ABD merkezli bir firmanın 2024 raporuna nazaran trafik tıkanıklığında New York’u geride bırakarak birinci sıraya yerleşen İstanbul’da bu durum iklimi de değiştiriyor. İstanbul Teknik Üniversitesi (İTÜ) İklim Bilimi ve Meteoroloji Mühendisliği Kısmı Öğretim Üyesi Prof. Dr. Hüseyin Toros, bu durumun nedenini şöyle anlattı:
“Atmosfere saldığımız her bir kirletici direkt sıhhatimizi etkiliyor fakat dolaylı tesirleri de var. İstanbul’da arazi yapısı büsbütün değişmiş durumda, daha çok asfalt, araç ve insan var. İstanbul’daki her bir araç bir soba. Her bir aracın egzozundan kirletici gazlar, parçacık hususlar araç hareket edince ortaya çıkıyor. Bu parçacık unsurlar atmosfere karışıyor ve atmosferin kimyasal yapısını değiştiriyor. Kentlerde, ‘şehir ısı adası’ dediğimiz bir kubbe meydana geliyor. Bu günlerde herkes kar yağışı bekliyor. Kar yağışı için 0 dereceye yakın ya da daha altında sıcaklık olması gerekiyor. Düşünün, sıcaklık İstanbul merkezinde kent ısı adasından ötürü 2 derece. Araç sayısı bu kadar olmasaydı, sıcaklık tahminen 0 dereceye düşecekti. Kar yağacakken yağmur halinde yağıyor, kar yağışına mahzur olabiliyor. Bu tıp yapılan çalışmalar da var. Biz yalnızca konforumuzu düşünüyoruz.
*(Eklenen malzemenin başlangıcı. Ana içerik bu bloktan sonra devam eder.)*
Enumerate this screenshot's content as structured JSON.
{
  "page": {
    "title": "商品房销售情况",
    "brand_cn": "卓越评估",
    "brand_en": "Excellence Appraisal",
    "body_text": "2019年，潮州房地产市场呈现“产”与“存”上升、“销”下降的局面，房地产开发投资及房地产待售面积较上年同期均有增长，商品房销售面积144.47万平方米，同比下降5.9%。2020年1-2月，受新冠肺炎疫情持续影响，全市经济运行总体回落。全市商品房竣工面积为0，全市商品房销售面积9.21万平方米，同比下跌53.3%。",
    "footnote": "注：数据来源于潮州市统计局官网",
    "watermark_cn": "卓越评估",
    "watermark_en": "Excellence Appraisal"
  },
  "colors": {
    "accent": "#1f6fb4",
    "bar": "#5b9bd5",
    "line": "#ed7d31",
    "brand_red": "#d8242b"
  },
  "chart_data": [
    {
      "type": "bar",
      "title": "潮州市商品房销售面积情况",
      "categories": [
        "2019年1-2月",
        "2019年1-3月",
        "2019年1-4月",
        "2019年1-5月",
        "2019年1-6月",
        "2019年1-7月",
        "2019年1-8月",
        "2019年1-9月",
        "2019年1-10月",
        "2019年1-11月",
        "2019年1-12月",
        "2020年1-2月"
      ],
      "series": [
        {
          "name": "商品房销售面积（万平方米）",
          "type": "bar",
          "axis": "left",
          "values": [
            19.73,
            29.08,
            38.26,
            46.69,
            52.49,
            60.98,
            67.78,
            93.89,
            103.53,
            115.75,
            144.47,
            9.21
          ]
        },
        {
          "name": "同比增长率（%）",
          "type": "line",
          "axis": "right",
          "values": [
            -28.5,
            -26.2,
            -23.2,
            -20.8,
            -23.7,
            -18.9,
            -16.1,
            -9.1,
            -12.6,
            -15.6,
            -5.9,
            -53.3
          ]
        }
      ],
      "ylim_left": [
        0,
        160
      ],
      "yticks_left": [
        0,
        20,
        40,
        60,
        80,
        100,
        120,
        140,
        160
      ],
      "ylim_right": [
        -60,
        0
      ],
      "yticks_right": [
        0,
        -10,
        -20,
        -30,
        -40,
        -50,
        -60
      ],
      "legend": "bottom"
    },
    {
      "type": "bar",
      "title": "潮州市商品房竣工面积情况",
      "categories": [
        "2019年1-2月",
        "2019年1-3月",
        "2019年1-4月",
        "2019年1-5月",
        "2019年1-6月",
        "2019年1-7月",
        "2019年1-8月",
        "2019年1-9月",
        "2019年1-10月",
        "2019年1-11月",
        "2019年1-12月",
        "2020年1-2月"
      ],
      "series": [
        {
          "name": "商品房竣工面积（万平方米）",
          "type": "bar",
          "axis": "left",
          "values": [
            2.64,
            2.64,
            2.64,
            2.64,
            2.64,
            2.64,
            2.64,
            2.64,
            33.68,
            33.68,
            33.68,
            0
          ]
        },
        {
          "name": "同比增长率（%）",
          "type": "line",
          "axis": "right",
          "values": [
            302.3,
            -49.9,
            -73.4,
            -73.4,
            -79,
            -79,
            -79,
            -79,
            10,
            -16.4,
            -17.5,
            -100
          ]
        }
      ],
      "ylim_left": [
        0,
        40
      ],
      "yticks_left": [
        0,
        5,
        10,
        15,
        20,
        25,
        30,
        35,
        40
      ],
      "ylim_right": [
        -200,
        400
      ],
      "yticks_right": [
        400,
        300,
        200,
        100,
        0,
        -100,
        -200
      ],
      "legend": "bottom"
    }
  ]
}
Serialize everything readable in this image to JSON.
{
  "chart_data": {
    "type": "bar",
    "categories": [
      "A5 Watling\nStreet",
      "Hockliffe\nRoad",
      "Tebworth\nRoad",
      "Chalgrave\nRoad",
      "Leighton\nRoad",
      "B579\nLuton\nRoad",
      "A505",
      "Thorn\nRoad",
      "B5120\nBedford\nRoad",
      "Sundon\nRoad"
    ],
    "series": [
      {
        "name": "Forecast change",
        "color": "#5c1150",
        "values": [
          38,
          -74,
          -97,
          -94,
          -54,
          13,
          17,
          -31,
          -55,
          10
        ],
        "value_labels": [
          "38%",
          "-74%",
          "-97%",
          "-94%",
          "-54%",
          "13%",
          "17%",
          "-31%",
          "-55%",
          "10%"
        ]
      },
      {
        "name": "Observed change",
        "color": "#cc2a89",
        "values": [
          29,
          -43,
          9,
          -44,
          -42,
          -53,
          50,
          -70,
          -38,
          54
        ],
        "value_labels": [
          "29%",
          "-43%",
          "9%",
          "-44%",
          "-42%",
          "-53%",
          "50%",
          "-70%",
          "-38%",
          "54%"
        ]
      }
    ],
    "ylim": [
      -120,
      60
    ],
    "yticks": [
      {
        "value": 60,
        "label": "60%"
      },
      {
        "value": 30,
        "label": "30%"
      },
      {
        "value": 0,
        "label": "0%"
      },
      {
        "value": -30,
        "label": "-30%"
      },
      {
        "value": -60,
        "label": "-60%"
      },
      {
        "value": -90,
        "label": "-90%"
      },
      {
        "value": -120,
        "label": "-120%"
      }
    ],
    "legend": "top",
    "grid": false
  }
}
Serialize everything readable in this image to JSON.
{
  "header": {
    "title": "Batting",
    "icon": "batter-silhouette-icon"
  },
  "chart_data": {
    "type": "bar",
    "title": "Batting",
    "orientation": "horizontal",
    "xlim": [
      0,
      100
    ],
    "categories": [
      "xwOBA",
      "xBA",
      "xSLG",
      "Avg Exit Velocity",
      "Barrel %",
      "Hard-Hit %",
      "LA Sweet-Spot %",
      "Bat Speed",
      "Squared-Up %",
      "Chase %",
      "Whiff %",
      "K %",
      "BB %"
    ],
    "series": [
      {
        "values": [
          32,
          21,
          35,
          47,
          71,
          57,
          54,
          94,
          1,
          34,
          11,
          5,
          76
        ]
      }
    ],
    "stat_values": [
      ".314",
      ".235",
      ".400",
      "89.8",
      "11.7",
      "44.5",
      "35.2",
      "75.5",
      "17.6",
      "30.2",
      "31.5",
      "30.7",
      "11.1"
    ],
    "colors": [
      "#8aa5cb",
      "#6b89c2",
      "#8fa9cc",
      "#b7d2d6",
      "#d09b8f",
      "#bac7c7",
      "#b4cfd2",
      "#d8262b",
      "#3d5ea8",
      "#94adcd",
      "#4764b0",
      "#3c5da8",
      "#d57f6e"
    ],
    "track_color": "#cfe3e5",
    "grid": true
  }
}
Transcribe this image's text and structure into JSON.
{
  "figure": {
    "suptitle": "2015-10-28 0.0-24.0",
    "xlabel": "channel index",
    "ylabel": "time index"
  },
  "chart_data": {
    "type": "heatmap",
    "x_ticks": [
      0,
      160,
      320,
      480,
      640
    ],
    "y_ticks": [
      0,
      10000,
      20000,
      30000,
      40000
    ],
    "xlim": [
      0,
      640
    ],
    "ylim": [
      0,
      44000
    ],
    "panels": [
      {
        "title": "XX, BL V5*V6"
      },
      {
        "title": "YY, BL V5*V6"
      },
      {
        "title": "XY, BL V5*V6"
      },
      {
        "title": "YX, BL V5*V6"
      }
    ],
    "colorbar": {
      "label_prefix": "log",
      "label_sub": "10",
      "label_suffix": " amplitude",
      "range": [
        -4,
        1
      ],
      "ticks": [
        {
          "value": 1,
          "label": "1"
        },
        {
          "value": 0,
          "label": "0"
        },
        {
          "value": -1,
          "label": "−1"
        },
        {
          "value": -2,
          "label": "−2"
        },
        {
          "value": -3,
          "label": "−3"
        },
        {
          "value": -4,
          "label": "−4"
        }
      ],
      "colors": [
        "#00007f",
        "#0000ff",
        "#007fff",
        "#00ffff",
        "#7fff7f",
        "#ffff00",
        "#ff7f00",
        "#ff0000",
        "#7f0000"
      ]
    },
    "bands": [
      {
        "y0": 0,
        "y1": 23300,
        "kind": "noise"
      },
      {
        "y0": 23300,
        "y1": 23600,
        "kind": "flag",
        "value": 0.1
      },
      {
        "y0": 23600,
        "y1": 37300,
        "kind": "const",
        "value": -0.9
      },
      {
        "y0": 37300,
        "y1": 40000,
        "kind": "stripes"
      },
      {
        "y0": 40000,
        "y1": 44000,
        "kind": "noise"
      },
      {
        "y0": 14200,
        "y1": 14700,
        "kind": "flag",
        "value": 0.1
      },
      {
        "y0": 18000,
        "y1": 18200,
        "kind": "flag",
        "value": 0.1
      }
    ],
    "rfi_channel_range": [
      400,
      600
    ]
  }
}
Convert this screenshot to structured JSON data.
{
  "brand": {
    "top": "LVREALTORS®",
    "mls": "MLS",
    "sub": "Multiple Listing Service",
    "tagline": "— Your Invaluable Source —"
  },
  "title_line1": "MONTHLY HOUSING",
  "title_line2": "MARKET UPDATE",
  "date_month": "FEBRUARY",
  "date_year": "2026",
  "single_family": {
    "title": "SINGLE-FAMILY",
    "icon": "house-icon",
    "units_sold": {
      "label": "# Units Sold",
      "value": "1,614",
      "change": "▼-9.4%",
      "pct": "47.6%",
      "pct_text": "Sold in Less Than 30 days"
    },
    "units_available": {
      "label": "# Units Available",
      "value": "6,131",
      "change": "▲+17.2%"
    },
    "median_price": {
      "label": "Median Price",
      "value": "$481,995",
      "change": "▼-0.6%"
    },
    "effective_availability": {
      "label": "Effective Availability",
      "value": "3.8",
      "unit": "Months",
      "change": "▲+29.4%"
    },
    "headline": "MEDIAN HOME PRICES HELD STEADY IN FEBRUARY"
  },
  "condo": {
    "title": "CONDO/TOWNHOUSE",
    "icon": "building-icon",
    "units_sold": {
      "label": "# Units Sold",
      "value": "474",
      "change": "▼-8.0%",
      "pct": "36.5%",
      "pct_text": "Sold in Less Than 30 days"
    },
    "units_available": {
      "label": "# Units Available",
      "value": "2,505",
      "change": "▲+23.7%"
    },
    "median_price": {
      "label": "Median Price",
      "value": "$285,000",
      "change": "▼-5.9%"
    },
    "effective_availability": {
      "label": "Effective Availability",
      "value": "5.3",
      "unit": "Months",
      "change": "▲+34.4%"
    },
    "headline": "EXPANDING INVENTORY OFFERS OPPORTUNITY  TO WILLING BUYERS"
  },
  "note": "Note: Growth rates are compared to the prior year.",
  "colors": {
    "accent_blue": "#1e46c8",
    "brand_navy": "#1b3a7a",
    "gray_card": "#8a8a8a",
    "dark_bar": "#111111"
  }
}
Bir yere gitmek için aracın egzozdan çıkan kirletici atmosferimizde kısa vade yahut uzun vadeli farklı olumsuz tesirlerle bizi karşı karşıya bırakabiliyor.”
‘SÜRÜCÜLER, HAKİKAT ARAÇ KULLANAMIYOR’
AA’nın haberine nazaran İstanbul’da kayıtlı araç sayısının 6 milyona yaklaştığını belirten Prof. Toros şöyle devam etti: Toros, “İstanbul’da şahıslar yarım saatte gidecekleri yolu 1-2 saatte gidebiliyor. Bir araç yarım saat çalışacakken 2 saat çalışıyor. Yeniden bir araç ne kadar çok dur-kalk yaparsa atmosfere saldığı emisyon ölçüsü o kadar artıyor. Öbür bir nokta, biz şoförler aslında yanlışsız araç kullanmıyoruz. İleride bir kırmızı ışık var. Son noktaya kadar süratli gidiyor, son anda frene basıyor yahut yeşil ışık yandığında bir anda gaza basıyoruz. Bir anda duruşlar, kalkışlar hem önemli manada egzozdan hem de fren, balata ve lastikten kirleticilerin atmosfere çıkmasına yol açıyor. Tüm bunları bir ortaya getirdiğimiz vakit İstanbul’da artan trafik, atmosfere saldığımız kirletici ölçüsünü, parçacık husus ve karbonmonoksit ölçüsünü artıyor.